Inmitten gesellschaftlichen Aufbruchs, Hippiebewegung, Antikriegsdemos und "Make love not war"-Parolen nahmen Emil Gilels und das Cleveland Orchestra unter George Szell dieses Konzert im Jahr 1968 auf. So befremdlich manches hier auch klingen mag – das langsame Tempo im ersten Satz zum Beispiel – der Russe Emil Gilels gilt nicht umsonst als einer der bedeutendsten Beethoven-Interpreten schlechthin. Es lohnt sich, eigene Hörgewohnheiten fallen zu lassen und sich auf seine Lesart einzulassen: Jeder Ton, jede Phrase, jede Farbschattierung ist gründlich durchdacht und entsprechend differenziert ausgestaltet. Das getragene Tempo kann man als Vergrößerungsglas auf dieses scheinbar vertraute Werk einsetzen und man wird einiges entdecken, was einem in anderen Aufnahmen entgangen ist. Ein Must have aus den historischen Aufnahmen dieses Konzertes.

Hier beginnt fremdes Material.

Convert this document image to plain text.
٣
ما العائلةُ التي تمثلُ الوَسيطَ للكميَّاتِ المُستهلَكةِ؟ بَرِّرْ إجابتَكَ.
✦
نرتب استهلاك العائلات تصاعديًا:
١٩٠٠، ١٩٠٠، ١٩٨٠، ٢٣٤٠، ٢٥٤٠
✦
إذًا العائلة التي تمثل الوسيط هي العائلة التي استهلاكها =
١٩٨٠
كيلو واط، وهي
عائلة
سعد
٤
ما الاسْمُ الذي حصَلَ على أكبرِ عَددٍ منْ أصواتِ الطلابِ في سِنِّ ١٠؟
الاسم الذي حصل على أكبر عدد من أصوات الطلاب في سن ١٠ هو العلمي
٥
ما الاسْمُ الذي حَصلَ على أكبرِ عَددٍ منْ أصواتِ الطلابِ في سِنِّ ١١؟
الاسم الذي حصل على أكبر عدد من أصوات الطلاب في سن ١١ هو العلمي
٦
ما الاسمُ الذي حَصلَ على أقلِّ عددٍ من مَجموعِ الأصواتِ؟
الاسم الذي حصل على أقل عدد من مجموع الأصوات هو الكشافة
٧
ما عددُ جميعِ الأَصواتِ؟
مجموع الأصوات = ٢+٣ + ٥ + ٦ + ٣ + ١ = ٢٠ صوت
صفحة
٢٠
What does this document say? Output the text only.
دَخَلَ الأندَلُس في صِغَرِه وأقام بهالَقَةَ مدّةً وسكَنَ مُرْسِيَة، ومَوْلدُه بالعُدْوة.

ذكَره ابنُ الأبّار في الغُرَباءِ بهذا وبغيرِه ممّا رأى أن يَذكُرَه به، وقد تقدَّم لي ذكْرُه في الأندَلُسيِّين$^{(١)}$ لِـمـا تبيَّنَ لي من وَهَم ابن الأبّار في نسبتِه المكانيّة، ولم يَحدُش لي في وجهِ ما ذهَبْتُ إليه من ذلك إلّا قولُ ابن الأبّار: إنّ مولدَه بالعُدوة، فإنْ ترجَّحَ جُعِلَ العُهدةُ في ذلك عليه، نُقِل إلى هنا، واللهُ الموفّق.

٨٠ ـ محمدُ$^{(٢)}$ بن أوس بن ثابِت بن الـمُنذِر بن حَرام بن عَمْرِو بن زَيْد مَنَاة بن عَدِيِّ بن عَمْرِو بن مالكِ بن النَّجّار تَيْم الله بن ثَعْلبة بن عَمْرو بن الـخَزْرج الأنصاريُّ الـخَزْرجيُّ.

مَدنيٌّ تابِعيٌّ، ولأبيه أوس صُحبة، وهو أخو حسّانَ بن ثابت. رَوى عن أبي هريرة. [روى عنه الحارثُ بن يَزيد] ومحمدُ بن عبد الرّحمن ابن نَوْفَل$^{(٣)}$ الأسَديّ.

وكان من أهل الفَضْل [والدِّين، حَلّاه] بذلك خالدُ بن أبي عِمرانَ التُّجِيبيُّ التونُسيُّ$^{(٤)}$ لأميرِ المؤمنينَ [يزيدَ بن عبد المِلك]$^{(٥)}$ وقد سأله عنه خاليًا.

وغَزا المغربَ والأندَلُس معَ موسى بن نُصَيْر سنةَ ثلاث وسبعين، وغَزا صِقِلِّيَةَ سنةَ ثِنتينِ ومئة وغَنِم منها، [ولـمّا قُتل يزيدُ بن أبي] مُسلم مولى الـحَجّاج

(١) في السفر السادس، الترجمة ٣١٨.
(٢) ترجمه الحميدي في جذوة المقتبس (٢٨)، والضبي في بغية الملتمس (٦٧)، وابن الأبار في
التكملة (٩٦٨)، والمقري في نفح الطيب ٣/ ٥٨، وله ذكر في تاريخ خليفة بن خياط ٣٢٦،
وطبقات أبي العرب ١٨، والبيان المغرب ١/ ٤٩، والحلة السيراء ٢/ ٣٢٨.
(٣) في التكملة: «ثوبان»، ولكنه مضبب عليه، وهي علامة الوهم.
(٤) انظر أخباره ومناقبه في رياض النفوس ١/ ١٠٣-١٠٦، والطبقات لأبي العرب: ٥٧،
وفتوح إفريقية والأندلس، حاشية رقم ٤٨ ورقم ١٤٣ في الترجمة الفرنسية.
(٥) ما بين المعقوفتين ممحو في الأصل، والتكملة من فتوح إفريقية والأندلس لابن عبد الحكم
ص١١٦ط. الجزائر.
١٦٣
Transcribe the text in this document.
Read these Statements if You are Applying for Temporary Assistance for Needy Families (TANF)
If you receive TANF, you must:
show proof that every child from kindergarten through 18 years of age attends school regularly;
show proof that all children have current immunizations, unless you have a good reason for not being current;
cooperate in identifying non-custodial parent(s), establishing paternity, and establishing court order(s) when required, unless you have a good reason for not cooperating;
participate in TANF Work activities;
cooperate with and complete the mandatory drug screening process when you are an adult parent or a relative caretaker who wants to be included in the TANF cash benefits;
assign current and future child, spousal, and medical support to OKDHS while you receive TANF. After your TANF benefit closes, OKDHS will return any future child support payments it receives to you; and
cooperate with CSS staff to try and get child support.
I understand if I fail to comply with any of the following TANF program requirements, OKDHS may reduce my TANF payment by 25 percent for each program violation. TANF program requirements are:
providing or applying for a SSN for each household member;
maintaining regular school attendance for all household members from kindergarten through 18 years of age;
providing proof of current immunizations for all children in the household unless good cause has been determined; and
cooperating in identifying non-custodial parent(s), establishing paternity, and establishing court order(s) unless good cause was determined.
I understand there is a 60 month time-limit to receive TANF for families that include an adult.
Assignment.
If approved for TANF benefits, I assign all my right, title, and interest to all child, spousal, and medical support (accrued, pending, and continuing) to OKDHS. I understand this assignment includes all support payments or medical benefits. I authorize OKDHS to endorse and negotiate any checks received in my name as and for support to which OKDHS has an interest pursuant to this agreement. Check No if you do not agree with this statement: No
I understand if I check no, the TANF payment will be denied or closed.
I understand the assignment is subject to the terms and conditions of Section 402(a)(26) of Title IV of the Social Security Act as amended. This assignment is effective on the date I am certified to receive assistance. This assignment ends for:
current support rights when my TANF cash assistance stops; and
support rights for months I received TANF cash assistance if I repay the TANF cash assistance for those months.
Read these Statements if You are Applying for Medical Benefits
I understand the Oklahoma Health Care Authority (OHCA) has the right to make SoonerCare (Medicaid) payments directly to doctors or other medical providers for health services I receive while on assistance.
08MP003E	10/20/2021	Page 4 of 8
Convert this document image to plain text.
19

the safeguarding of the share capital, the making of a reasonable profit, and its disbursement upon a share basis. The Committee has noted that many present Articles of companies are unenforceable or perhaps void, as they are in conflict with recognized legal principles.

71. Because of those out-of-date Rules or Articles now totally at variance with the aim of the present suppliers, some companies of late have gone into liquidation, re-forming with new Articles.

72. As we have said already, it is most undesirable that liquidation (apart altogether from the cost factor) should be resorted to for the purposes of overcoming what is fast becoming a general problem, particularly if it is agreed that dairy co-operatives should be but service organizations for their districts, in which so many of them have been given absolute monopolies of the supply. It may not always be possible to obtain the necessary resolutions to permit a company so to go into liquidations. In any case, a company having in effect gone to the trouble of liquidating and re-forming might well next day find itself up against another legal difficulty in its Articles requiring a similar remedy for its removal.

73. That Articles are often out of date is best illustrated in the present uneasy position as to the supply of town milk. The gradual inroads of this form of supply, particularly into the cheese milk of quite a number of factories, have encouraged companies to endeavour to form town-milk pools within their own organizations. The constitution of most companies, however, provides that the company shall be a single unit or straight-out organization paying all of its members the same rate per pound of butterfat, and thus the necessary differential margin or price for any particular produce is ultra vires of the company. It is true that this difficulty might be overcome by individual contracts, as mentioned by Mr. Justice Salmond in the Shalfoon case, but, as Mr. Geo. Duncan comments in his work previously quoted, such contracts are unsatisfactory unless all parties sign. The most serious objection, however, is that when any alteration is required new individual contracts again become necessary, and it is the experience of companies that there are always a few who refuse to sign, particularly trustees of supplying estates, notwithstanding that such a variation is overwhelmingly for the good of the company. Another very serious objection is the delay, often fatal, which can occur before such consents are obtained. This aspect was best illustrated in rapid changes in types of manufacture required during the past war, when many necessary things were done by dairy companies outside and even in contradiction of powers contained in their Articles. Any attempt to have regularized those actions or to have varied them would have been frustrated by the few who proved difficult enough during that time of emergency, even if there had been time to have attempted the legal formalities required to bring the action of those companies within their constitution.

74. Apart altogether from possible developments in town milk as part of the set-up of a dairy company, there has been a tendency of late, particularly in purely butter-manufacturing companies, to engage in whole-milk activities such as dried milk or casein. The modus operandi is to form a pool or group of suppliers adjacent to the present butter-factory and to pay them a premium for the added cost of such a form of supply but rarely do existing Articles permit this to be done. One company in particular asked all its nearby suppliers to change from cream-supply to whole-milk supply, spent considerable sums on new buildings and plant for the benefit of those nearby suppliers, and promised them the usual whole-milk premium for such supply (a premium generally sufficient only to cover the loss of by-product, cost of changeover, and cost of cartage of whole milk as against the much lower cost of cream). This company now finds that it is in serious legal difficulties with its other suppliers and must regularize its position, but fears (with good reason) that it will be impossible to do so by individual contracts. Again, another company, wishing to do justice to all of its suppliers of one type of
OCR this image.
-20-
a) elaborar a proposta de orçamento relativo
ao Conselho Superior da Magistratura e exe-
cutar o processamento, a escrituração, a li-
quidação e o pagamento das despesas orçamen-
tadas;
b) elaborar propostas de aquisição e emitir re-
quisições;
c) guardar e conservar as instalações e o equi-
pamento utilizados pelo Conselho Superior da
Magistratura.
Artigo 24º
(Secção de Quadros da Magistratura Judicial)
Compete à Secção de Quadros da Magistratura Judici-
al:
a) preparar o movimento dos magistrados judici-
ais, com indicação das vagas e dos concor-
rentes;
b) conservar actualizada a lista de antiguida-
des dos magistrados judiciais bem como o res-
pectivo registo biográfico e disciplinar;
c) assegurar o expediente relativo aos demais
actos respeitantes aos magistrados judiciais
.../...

Einer, der sich wie Gilels viel und oft mit den Klavierwerken Beethovens befasst hat, ist Claudio Arrau, der chilenische Grandseigneur am Klavier. 1976 hatte er ein Benefizkonzert für Amnesty International beim Symphonieorchester des Bayerischen Rundfunks gegeben, mit dem Seelenmusiker Leonard Bernstein am Pult. Ein historisches Dokument mit entsprechend mittelmäßiger Klangqualität, aber trotzdem hörenswert, wie Arrau mit immer kernigem Anschlag und einer angenehmen Gelassenheit dieses Konzert interpretiert. Kleine Holperer werden durch die Möglichkeit, dem Meister direkt auf die Finger zu schauen, locker wettgemacht.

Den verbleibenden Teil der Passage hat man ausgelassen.